I have no real opinion on the console as a complete package, I haven't actually seen the games. It's easy to develop for, I wrote a scream tracker player for it in just a few hours when I was bored, but other than that, your guess is as good as mine.
 
I doubt it's a full core being saved. Technically, the AVPs can process more than a jaguar core's worth of code, but I have a hard time believing the speech pipeline has gotten that heavy.

Also, if you're a developer, and you're not interested in Kinect, offloading the Kinect processing hasn't "saved" you anything...

As you can see, I'm still a little bitter that there is all that DSP available, and the Kinect guys reserved the lot. :)

Any chance that Kinect "stuff" is more optimized now and some of those DSPs become available to developers ?
 
The thread is about console audio, not Kinect utilisation of hardware nor what bkilian's opinions on any console are.
 
Any chance that Kinect "stuff" is more optimized now and some of those DSPs become available to developers ?
We can hope.

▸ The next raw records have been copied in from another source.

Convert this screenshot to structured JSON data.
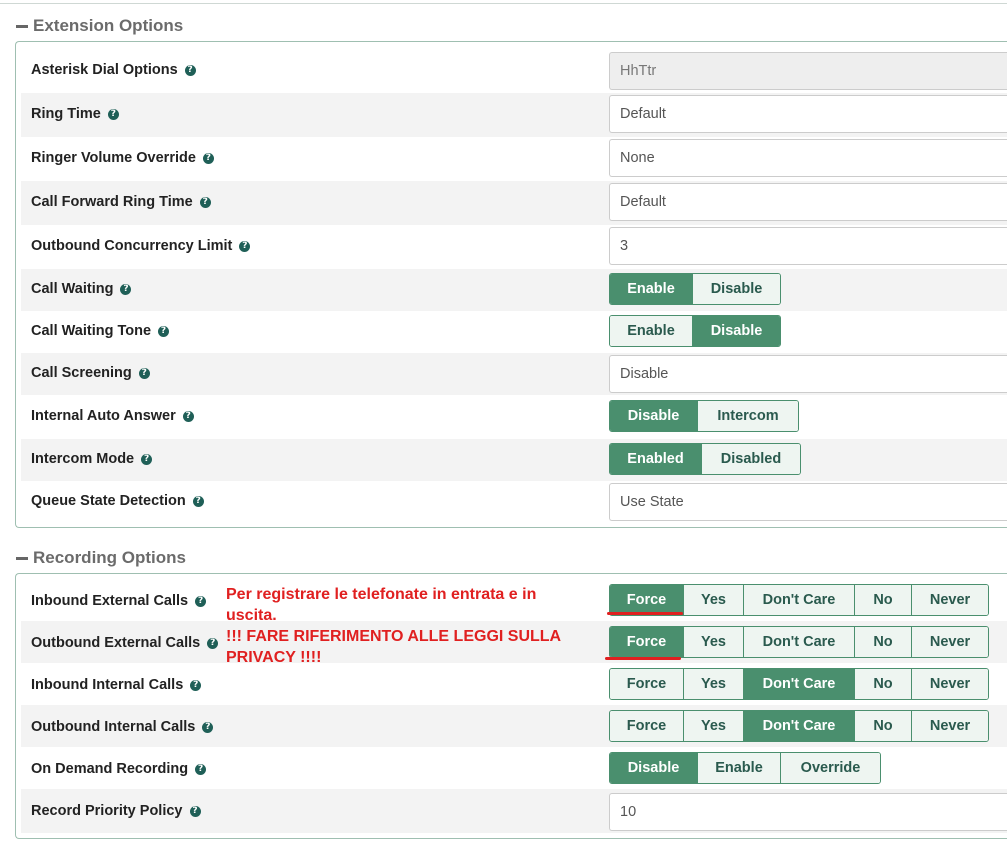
{
  "extension": {
    "title": "Extension Options",
    "dial_options": {
      "label": "Asterisk Dial Options",
      "value": "HhTtr"
    },
    "ring_time": {
      "label": "Ring Time",
      "value": "Default"
    },
    "ringer_volume": {
      "label": "Ringer Volume Override",
      "value": "None"
    },
    "cf_ring_time": {
      "label": "Call Forward Ring Time",
      "value": "Default"
    },
    "outbound_limit": {
      "label": "Outbound Concurrency Limit",
      "value": "3"
    },
    "call_waiting": {
      "label": "Call Waiting",
      "options": [
        "Enable",
        "Disable"
      ],
      "selected": "Enable"
    },
    "call_waiting_tone": {
      "label": "Call Waiting Tone",
      "options": [
        "Enable",
        "Disable"
      ],
      "selected": "Disable"
    },
    "call_screening": {
      "label": "Call Screening",
      "value": "Disable"
    },
    "auto_answer": {
      "label": "Internal Auto Answer",
      "options": [
        "Disable",
        "Intercom"
      ],
      "selected": "Disable"
    },
    "intercom_mode": {
      "label": "Intercom Mode",
      "options": [
        "Enabled",
        "Disabled"
      ],
      "selected": "Enabled"
    },
    "queue_state": {
      "label": "Queue State Detection",
      "value": "Use State"
    }
  },
  "recording": {
    "title": "Recording Options",
    "inbound_external": {
      "label": "Inbound External Calls",
      "options": [
        "Force",
        "Yes",
        "Don't Care",
        "No",
        "Never"
      ],
      "selected": "Force"
    },
    "outbound_external": {
      "label": "Outbound External Calls",
      "options": [
        "Force",
        "Yes",
        "Don't Care",
        "No",
        "Never"
      ],
      "selected": "Force"
    },
    "inbound_internal": {
      "label": "Inbound Internal Calls",
      "options": [
        "Force",
        "Yes",
        "Don't Care",
        "No",
        "Never"
      ],
      "selected": "Don't Care"
    },
    "outbound_internal": {
      "label": "Outbound Internal Calls",
      "options": [
        "Force",
        "Yes",
        "Don't Care",
        "No",
        "Never"
      ],
      "selected": "Don't Care"
    },
    "on_demand": {
      "label": "On Demand Recording",
      "options": [
        "Disable",
        "Enable",
        "Override"
      ],
      "selected": "Disable"
    },
    "priority": {
      "label": "Record Priority Policy",
      "value": "10"
    }
  },
  "annotation": {
    "line1": "Per registrare le telefonate in entrata e in",
    "line2": "uscita.",
    "line3": "!!! FARE RIFERIMENTO ALLE LEGGI SULLA",
    "line4": "PRIVACY !!!!",
    "color": "#e02020"
  },
  "colors": {
    "accent": "#4a8f6e",
    "help_icon": "#1f5f57",
    "border": "#9fbfb1"
  },
  "icons": {
    "help": "question-circle-icon",
    "collapse": "minus-icon"
  }
}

If they do, it would probably be in cooperation with third party libraries, or a set of effects you can get, as opposed to developers having full access to the chip.
 
We can hope. If they do, it would probably be in cooperation with third party libraries, or a set of effects you can get, as opposed to developers having full access to the chip.

Would a possible scenario be something like AMDs TrueAudio API being ported in hardware to XBO by utilizing a combination of SHAPE and some of the DSPs?
 
Would a possible scenario be something like AMDs TrueAudio API being ported in hardware to XBO by utilizing a combination of SHAPE and some of the DSPs?
As far as I can tell, TrueAudio looks like it goes right to the metal on the DSP. The AVP has a different instruction set, so effects written for TrueAudio may not work without rewriting them from scratch. You would have to go one layer up, like port the genaudio HRTF solution directly, or have Wwise give you a convolution abstraction like it does for TrueAudio.